Von Gabriela Lachnit

Von Kindesbeinen an ist Jens Gülde von Eseln angetan. Die vierbeinigen Grautiere fand er schon immer faszinierend. Kein Wunder, denn er ist auf dem Lande groß geworden. Als Erwachsener konnte er sich schließlich den Traum von eigenen Eseln erfüllen.

Dass Familie Gülde vier Großesel hat, hat sich mittlerweile in Friedersdorf und im Umland herumgesprochen. Immer wieder kommen Einwohner vorbei und sehen nach den Grautieren. Die Nachbarn wissen schon, dass die Esel nicht gefüttert werden dürfen. „Denn gewöhnt man den Eseln an, dass Vorbeikommende immer etwas zum Fressen geben, fordern die Esel sich das dann irgendwann mit lautem IA ein“, erklärt der Diplom-Agraringenieur. Das aber will die Familie nicht. Sie ist froh, dass die Esel nur selten rufen – außer aller zwei Jahre beim Liebesspiel. „Das ist dann sehr geräuschvoll“, erklärt Jens Gülde. Außerdem sind die Vierbeiner von Natur aus karge Nahrung gewöhnt. Ständig Leckereien, dazu gehört auch trockenes Brot, zu fressen, würde sie krank machen. Dennoch sind Besucher bei den Eseln gern gesehen. Die Mädchen und Jungen aus der Kindertagesstätte und Familien aus dem Friedersdorfer Flüchtlingsheim schauen oft vorbei. Manchmal dürfen sie die Esel auch streicheln. Jens Gülde erzählt ihnen dann gern von den großen Eseln und wie sie zur Familie gekommen sind.

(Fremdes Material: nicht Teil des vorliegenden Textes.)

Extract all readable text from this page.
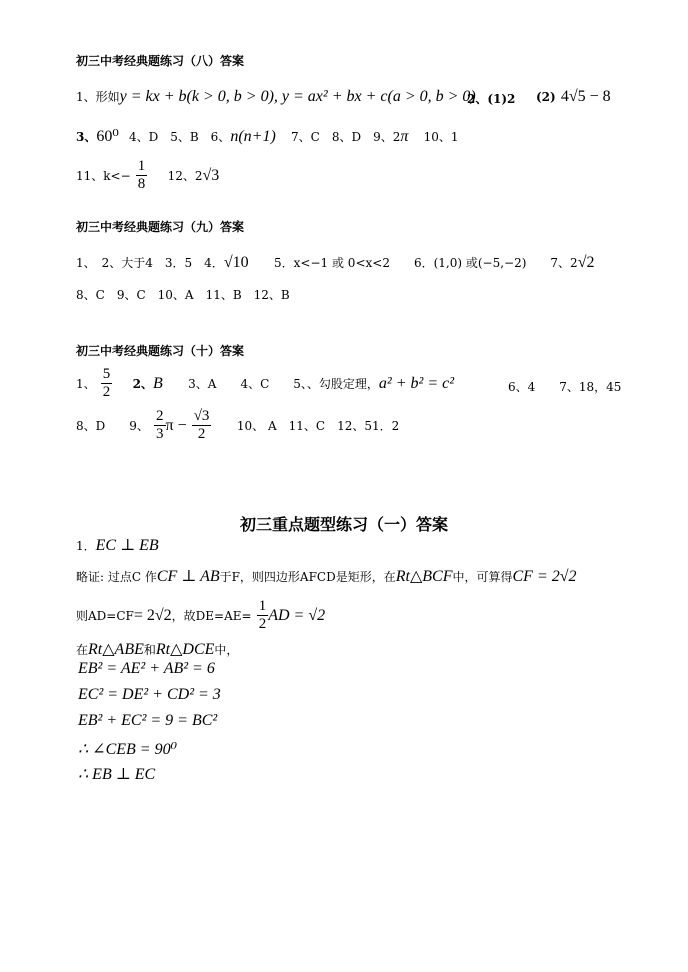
初三中考经典题练习（八）答案
1、形如y = kx + b(k > 0, b > 0), y = ax² + bx + c(a > 0, b > 0)
2、(1)2 (2) 4√5 − 8
3、60⁰ 4、D　5、B　6、n(n+1) 7、C　8、D　9、2π 10、1
11、$k<- \frac{1}{8} 12$、2√3
初三中考经典题练习（九）答案
1、　2、大于4　3．5　4．√10 5．x<−1 或 0<x<2　　6．(1,0) 或(−5,−2)　　7、2√2
8、C　9、C　10、A　11、B　12、B
初三中考经典题练习（十）答案
1、 $\frac{5}{2} 2$、B 3、A　　4、C　　5、、勾股定理，a² + b² = c²	6、4　　7、18，45
8、D　　9、 $\frac{2}{3}$ $\pi - \frac{√3}{2} 10$、 A　11、C　12、51．2
初三重点题型练习（一）答案
1．EC ⊥ EB
略证: 过点C 作CF ⊥ AB于F，则四边形AFCD是矩形，在Rt△BCF中，可算得CF = 2√2
则AD=CF= 2√2，故$DE=AE= \frac{1}{2}$ AD = √2
在Rt△ABE和Rt△DCE中，
EB² = AE² + AB² = 6
EC² = DE² + CD² = 3
EB² + EC² = 9 = BC²
∴ ∠CEB = 90⁰
∴ EB ⊥ EC
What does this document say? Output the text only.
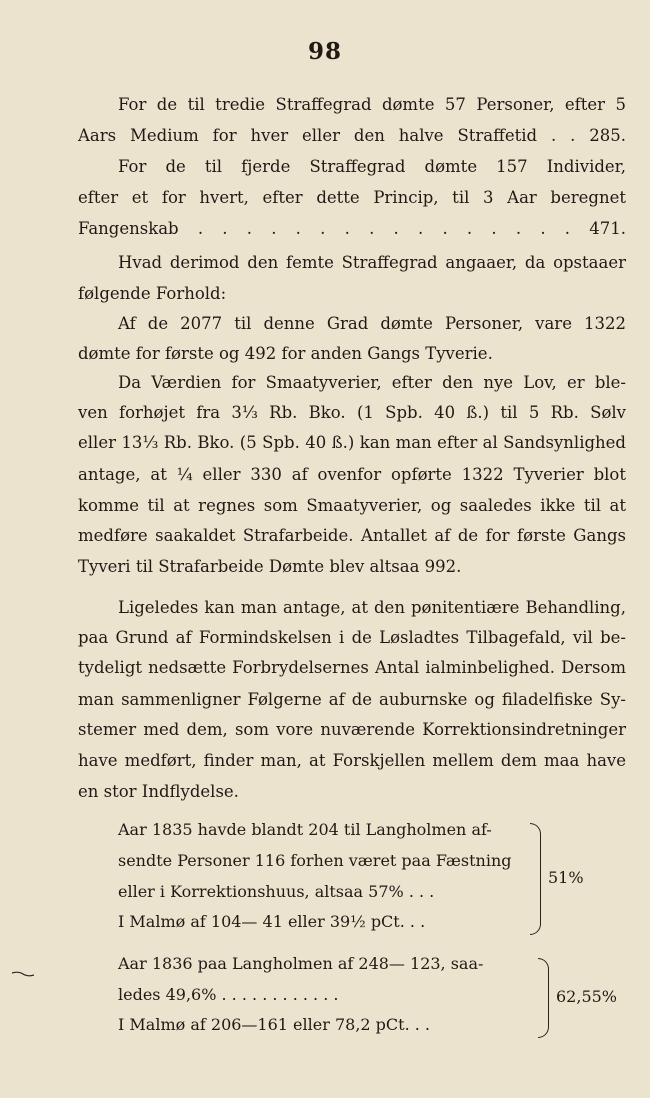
98
For de til tredie Straffegrad dømte 57 Personer, efter 5
Aars Medium for hver eller den halve Straffetid . . 285.
For de til fjerde Straffegrad dømte 157 Individer,
efter et for hvert, efter dette Princip, til 3 Aar beregnet
Fangenskab . . . . . . . . . . . . . . . . 471.
Hvad derimod den femte Straffegrad angaaer, da opstaaer
følgende Forhold:
Af de 2077 til denne Grad dømte Personer, vare 1322
dømte for første og 492 for anden Gangs Tyverie.
Da Værdien for Smaatyverier, efter den nye Lov, er ble-
ven forhøjet fra 3⅓ Rb. Bko. (1 Spb. 40 ß.) til 5 Rb. Sølv
eller 13⅓ Rb. Bko. (5 Spb. 40 ß.) kan man efter al Sandsynlighed
antage, at ¼ eller 330 af ovenfor opførte 1322 Tyverier blot
komme til at regnes som Smaatyverier, og saaledes ikke til at
medføre saakaldet Strafarbeide. Antallet af de for første Gangs
Tyveri til Strafarbeide Dømte blev altsaa 992.
Ligeledes kan man antage, at den pønitentiære Behandling,
paa Grund af Formindskelsen i de Løsladtes Tilbagefald, vil be-
tydeligt nedsætte Forbrydelsernes Antal ialminbelighed. Dersom
man sammenligner Følgerne af de auburnske og filadelfiske Sy-
stemer med dem, som vore nuværende Korrektionsindretninger
have medført, finder man, at Forskjellen mellem dem maa have
en stor Indflydelse.
Aar 1835 havde blandt 204 til Langholmen af-
sendte Personer 116 forhen været paa Fæstning
eller i Korrektionshuus, altsaa 57% . . .
I Malmø af 104— 41 eller 39½ pCt. . .
51%
Aar 1836 paa Langholmen af 248— 123, saa-
ledes 49,6% . . . . . . . . . . . .
I Malmø af 206—161 eller 78,2 pCt. . .
62,55%
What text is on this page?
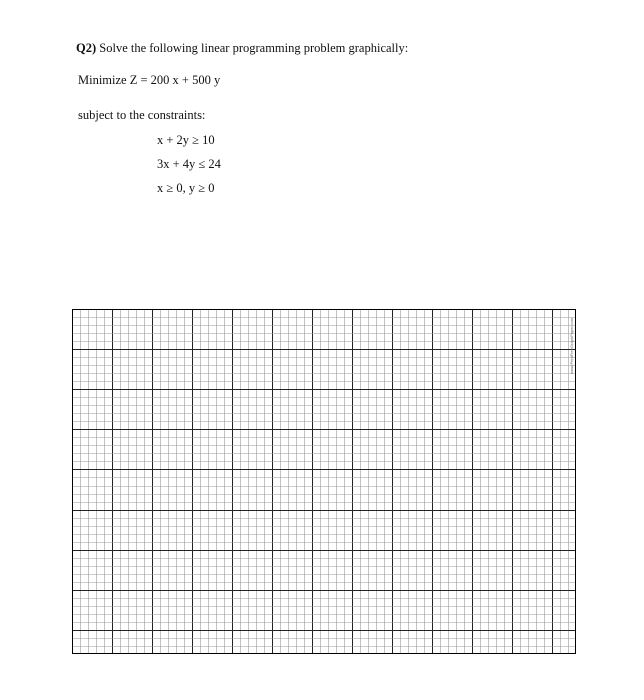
Q2) Solve the following linear programming problem graphically:
Minimize Z = 200 x + 500 y
subject to the constraints:
x + 2y ≥ 10
3x + 4y ≤ 24
x ≥ 0, y ≥ 0
www.PrintFreeGraphPaper.com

Nachdem Jens Gülde vor knapp 20 Jahren mit Ehefrau Heike in Friedersdorf die schwiegerelterliche Scheune zum Wohnhaus umgebaut hat, kamen ein Jahr später zwei Esel-Halbgeschwister als erste Mitbewohner auf den Hof dazu. Aber nicht irgendwelche, sondern Großesel. In Niedersachsen hat Jens Gülde sie gefunden und sich von der Weide weg in die zwei Langohren verliebt. Der Vater der beiden ist ein Poitou-Esel. Diese Art kommt ursprünglich aus Frankreich. „Dort wurden sie mit Kaltblutpferden gekreuzt. Die dabei gezeugten Maultiere wurden in Frankreich in Gebirgsregionen beim Militär eingesetzt, weil sie gute Kletterer sind und schwere Lasten schleppen können“, erklärt der Agraringenieur und ergänzt, dass diese Mulis auch sehr ausdauernd sind. Einer der Gülde-Esel, der größte von ihnen, ist an seinem braunen Zottelfell als Poitou-Esel zu erkennen. „Den müssen wir einmal im Jahr scheren. Die zwei Eimer voller Haare nutzen wir dann im Garten zur Düngung“, erklärt der Eselfreund.

Mittlerweile hat die graue Eselstute drei Mal Nachwuchs bekommen. Der Vater des Nachwuchses ist ein etwas kleinerer Hengst aus Königstein. Alle vier Großesel gehören als Haustiere mit zur Familie. Auch die Gülde- Kinder Emma (16), Hans (14) und Albert (8) mögen sie. Manchmal reiten die Kinder und auch die Eltern auf den Vierbeinern. Mitunter macht die ganze Familie mit den Eseln eine Kutschfahrt ins Grüne. Vor einigen Jahren ist dafür extra eine Kutsche angeschafft und das Fahren mit diesem Gefährt trainiert worden. Kutschfahrten mit Gästen bietet Familie Gülde jedoch nicht an, „dafür ist einfach keine Zeit“, bedauert Jens Gülde.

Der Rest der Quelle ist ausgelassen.